OPINIÓN: JAIME OREJARENA GARCÍA

Jamás usaba la tiza ni el tablero excepto para intentar alguna explicación. No escribía, solo iba trazando rayas a medida que hablaba y terminaba con un “¡Ahí está, ahí está…!” y volvía a su posición de pie recostado contra el ventanal del salón. Sobre la pizarra algunas rayas, sobre su sotana, el blanco de la tiza.

Era el doctor Alfonso Muñoz Berrío, profesor de Filosofía y de Ética en el Instituto Técnico Superior (ITS), de Pereira, quizá el personaje más digno de recuerdo entre todos aquellos con los que se encontró la juventud del ITS en los años 70’s y 80’s.

Tenía un doctorado nunca supe en qué y despreciaba que le dijeran “padre” como les dicen a los curas. Y era cura, obviamente, pero no cualquier cura, no. Él no tenía iglesia o capilla asignada, no le interesaba tenerla ni a los que las repartían, dársela, estaba en el más alto nivel del magisterio, era rebelde ilustrado, políglota y daba las mejores misas del mundo: duraban menos de 15 minutos, no había sermón, solo se leía un segmento del evangelio, se decía el padrenuestro y un “pueden ir en paz”, que uno adivinaba al ver que el hombre recogía las cosas y lanzaba una bendición como de afán. Eran misas escasísimas y solo las daba en ocasiones muy especiales y bajo el ruego del rector.

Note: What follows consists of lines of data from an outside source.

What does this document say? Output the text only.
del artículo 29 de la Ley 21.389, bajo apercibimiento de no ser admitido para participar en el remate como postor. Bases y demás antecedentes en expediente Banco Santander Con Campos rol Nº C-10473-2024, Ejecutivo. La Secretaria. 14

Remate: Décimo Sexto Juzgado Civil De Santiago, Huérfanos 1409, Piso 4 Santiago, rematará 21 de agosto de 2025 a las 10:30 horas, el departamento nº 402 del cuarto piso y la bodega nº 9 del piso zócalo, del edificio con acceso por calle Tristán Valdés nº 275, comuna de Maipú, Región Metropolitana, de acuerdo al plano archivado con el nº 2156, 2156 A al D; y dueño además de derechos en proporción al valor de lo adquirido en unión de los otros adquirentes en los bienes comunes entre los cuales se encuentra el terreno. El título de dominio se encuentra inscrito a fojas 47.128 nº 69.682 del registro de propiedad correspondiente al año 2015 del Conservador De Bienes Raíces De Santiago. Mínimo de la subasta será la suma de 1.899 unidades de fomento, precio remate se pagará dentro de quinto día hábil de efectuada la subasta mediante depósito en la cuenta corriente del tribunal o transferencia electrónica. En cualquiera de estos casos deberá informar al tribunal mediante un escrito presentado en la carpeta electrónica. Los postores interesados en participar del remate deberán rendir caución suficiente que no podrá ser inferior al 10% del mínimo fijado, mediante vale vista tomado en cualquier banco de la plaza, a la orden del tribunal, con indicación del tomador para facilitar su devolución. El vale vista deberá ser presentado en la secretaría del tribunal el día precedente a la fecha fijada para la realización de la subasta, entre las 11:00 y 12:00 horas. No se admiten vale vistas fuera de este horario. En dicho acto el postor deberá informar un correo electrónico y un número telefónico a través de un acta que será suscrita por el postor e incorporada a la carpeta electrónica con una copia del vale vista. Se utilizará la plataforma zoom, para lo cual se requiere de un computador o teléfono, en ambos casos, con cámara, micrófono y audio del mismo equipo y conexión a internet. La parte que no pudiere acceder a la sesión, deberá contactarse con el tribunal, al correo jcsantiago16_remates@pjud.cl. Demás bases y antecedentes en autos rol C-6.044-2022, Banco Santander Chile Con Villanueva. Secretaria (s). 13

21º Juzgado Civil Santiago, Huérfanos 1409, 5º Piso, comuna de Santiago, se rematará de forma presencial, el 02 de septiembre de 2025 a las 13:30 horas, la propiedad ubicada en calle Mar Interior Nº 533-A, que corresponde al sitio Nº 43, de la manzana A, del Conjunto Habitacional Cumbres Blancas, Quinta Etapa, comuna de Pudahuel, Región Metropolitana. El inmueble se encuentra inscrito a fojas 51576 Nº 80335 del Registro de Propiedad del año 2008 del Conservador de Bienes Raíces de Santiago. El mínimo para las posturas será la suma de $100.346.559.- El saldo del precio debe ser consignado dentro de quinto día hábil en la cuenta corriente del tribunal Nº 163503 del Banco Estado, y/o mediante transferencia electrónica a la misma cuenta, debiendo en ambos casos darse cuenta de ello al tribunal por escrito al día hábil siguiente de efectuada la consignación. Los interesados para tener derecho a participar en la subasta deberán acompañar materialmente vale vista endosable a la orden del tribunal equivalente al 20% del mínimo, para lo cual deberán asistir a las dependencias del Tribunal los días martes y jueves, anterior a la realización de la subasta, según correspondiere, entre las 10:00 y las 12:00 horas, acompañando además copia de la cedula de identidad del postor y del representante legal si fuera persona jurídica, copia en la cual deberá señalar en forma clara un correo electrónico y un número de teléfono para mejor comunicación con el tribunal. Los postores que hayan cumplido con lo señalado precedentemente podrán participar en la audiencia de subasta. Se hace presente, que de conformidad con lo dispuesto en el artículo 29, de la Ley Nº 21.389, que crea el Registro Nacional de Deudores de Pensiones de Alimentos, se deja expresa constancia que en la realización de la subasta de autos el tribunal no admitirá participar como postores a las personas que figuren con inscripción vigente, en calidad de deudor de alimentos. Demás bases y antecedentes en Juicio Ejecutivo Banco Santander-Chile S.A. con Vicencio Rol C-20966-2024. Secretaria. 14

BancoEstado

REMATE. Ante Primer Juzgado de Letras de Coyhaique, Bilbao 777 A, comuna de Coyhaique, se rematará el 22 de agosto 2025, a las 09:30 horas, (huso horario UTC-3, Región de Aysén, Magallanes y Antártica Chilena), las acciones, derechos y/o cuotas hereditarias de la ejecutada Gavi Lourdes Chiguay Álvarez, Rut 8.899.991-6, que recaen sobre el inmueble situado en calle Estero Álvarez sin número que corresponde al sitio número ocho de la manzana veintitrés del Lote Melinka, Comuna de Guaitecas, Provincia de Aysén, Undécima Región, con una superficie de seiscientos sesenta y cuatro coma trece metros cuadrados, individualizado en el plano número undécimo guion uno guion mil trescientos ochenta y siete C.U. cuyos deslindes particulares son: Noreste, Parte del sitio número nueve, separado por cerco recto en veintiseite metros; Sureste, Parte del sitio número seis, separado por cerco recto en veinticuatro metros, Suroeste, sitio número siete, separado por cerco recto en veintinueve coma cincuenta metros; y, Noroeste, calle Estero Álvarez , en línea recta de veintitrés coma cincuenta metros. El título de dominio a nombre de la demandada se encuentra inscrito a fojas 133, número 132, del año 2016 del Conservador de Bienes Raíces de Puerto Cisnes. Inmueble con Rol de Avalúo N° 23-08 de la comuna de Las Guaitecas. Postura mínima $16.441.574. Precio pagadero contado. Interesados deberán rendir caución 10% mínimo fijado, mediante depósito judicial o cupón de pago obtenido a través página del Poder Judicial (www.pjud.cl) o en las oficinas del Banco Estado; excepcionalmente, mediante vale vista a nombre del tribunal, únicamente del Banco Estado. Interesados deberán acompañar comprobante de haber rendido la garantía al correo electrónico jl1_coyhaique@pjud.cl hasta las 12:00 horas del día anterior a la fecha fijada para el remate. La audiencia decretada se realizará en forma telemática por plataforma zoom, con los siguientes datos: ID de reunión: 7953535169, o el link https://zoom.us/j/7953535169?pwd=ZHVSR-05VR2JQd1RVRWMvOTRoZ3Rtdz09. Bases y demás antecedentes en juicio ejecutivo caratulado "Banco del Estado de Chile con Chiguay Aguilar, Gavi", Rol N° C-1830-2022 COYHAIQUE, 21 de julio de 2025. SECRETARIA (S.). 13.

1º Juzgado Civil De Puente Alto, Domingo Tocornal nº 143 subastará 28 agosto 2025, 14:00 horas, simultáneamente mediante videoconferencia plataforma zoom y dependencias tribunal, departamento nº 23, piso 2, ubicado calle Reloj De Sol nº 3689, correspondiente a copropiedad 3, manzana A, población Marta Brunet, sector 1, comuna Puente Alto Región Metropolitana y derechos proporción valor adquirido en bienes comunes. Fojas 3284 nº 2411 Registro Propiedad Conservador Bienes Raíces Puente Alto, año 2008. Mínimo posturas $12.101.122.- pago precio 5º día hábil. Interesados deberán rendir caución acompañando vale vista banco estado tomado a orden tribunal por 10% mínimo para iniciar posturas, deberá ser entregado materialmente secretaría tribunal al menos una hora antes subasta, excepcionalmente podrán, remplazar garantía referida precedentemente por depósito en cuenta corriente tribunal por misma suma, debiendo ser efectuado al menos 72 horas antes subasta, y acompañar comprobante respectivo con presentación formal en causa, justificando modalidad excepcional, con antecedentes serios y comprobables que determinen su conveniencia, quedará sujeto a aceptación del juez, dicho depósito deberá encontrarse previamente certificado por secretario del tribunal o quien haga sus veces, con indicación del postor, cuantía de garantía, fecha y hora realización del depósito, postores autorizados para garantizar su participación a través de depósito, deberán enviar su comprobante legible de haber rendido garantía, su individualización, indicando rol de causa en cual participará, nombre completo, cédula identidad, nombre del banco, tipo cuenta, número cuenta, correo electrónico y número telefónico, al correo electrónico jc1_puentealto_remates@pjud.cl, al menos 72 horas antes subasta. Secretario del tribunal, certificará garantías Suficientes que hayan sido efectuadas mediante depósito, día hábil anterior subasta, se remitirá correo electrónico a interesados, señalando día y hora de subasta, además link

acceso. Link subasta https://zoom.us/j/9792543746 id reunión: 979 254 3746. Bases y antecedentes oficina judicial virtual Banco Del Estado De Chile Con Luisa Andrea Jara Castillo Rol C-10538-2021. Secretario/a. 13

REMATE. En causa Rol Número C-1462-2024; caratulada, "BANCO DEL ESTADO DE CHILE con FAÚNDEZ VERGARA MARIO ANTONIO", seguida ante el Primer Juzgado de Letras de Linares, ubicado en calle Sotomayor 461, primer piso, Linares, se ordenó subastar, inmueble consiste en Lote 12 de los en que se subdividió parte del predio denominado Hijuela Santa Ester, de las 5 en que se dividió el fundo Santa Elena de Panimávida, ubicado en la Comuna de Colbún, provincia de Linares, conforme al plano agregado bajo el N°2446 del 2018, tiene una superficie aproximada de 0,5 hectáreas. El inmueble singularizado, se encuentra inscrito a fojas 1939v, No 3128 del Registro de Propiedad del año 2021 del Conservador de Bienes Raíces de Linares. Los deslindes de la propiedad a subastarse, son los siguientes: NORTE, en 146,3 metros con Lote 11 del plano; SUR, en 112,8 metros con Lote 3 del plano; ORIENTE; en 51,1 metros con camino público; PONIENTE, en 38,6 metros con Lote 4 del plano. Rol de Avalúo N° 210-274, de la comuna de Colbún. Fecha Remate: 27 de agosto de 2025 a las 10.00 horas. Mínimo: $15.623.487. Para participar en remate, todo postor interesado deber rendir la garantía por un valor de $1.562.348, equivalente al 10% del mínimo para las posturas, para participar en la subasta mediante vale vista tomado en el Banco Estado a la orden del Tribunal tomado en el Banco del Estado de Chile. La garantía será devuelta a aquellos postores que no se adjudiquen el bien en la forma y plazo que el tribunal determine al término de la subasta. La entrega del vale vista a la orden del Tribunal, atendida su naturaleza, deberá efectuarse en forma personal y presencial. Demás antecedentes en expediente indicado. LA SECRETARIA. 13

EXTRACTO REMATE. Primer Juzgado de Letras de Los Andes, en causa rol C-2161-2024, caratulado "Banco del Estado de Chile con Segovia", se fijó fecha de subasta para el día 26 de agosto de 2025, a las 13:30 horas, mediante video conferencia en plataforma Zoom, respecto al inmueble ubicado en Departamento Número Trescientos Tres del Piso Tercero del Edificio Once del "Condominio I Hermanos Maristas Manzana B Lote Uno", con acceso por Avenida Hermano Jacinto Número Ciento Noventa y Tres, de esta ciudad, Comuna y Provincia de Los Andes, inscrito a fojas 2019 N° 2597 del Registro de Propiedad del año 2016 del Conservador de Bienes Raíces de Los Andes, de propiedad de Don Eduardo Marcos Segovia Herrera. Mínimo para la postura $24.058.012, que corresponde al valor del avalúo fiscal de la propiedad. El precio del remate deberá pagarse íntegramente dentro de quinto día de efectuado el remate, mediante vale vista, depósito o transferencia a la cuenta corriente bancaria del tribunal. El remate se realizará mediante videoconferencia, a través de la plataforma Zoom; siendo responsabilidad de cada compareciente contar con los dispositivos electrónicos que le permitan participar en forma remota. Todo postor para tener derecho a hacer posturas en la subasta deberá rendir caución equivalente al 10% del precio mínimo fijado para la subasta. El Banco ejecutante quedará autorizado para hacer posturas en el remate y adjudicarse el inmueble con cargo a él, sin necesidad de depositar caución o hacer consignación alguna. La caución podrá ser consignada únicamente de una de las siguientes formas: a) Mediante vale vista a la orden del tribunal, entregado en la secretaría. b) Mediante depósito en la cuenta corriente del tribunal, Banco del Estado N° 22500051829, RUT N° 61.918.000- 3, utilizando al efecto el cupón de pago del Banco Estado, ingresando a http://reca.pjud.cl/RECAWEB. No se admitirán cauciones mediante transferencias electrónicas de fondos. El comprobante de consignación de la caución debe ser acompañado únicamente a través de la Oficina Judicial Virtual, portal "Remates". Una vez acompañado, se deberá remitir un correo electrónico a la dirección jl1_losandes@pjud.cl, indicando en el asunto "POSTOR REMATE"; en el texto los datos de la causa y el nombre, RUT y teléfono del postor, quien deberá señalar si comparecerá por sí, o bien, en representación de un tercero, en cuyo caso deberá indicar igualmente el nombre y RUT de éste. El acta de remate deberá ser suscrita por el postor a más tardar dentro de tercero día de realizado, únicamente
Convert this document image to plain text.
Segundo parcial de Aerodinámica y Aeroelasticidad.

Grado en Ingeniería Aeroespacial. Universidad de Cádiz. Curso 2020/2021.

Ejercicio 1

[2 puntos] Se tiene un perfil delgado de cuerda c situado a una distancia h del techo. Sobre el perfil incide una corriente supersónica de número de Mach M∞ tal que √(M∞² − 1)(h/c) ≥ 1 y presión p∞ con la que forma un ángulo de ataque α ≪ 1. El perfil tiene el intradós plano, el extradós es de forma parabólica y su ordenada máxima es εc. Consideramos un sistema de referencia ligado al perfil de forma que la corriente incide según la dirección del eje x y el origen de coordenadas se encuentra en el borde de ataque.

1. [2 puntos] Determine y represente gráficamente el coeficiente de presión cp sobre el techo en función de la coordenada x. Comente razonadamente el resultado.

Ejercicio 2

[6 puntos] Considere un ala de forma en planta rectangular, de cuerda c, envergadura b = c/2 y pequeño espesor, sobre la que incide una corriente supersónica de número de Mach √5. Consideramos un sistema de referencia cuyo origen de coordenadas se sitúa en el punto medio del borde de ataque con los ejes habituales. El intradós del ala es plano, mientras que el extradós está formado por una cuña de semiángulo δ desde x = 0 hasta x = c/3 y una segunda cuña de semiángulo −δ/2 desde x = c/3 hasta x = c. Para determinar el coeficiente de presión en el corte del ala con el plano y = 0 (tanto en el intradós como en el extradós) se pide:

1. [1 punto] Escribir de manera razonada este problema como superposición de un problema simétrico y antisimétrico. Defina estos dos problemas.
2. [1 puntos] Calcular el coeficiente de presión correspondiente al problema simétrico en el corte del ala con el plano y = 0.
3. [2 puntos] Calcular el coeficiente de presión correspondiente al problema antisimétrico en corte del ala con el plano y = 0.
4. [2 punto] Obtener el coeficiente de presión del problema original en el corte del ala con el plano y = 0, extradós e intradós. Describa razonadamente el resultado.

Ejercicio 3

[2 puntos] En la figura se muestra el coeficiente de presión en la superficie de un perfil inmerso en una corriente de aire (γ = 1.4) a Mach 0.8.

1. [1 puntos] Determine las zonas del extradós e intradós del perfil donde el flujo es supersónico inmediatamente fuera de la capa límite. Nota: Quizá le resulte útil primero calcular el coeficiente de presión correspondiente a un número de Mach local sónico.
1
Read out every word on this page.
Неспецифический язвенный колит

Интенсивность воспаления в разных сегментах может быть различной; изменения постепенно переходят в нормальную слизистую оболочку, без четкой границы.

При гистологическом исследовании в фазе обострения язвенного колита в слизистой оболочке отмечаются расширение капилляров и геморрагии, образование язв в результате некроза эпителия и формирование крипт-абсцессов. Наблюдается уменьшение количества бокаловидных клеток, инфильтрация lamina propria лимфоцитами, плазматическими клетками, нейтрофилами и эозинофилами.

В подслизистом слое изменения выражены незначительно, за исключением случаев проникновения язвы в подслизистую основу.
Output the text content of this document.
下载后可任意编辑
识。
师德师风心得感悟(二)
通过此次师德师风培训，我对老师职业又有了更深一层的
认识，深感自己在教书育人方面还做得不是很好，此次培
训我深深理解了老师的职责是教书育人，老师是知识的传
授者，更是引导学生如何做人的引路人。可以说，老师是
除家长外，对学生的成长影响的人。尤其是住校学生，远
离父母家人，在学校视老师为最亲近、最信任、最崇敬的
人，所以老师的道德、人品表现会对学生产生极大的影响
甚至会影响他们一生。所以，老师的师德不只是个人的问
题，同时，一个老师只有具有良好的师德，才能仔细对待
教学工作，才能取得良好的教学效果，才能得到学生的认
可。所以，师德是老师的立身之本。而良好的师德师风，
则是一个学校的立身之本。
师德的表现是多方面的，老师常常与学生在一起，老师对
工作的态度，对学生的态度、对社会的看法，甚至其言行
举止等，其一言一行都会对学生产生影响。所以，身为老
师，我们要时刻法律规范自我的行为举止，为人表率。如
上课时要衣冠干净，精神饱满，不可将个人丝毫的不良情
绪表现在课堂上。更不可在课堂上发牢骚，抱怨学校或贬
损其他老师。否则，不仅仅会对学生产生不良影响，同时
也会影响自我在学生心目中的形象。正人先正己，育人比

El doctor Berrío siempre vistió de sotana negra, ya raída, usaba zapatos con carramplones que ayudaban a su único par a durar muchos años pues nunca se le vio usando transporte diferente al de sus propias piernas. Lo acompañaba un paraguas negro inmenso que colgaba de su brazo siempre y jamás lo vimos aceptar subirse a muchos de los carros que le ofrecían un aventón en su ruta permanente ITS – calle 17 con tercera, lugar donde vivía, ruta que muchos estudiantes también hacíamos pues nos habíamos gastado el pasaje en churros o en mango biche comprados por la reja junto a la portería.

Al doctor Berrío era normal verlo leer Playboy en inglés. Una aberración a los ojos de cualquier otro cura o profesor. Para él, no. Mientras leía los artículos de la revista, uno intentaba ver lo otro, lo que entendía, pero era cauto y sabía qué problema podía armar. La guardaba sin disimulo.

Usaba unos lentes redondos pequeñitos que dejaban ver unos ojos verdes que cuando querían eran simpáticos. Cuando querían y eso era poco frecuente.

El doctor Berrío nunca hizo exámenes escritos. Tenía otros métodos más efectivos: toda clase había examen. Al azar, cualquiera podía ser llamado a “¡la lección!” y debía salir adelante, pararse en la tarima y responder las preguntas del cura que siempre trataban del tema visto la clase anterior. Si uno empezaba a hablar paja, exclamaba “¡No divague, joven… no divague…!”. Y con un “puede sentarse” terminaba el suplicio. Por norma, los profesores debían llevar las notas en una libreta igual para todos. Uno se asomaba a la libreta de cada profesor y podía ver que números llevaba para ir haciendo cuentas. Pero con el cura era diferente: no usaba números sino letras del alfabeto griego. Uno se quedaba en las mismas.

Tampoco dio clase magistral jamás. Al comienzo del año, no recuerdo muy bien cómo, escogía un alumno que debía leer lo que él le indicara del libro de texto. “¡Lea el lector…!” ordenaba. Lo interrumpía cuando debía explicar algo y con un “continúe” el lector iba leyendo el tema hasta finalizar la clase. Mientras, el doctor Berrío permanecía de pie recostado contra el ventanal. No recuerdo haberlo visto sentado nunca.

En los descansos no iba a la cafetería de los profesores como hacían todos sus colegas. Se quedaba caminando en el patio, las manos atrás, la mirada al piso. Ida y vuelta, ida y vuelta hasta que llegaba la hora de otra clase.

En esas caminatas, el doctor Berrío era accesible. Ahí, si uno tenía suficiente valor, podía abordarlo para conversar. Fue en una de esas caminatas que el doctor Berrío me dijo: “Los judíos, joven, hacen lo que les da la gana porque son los dueños del dinero, son los dueños de Wall Street… No es un asunto de religión, joven, es un asunto de plata…”.

Debe ser por eso el silencio de tanta gente.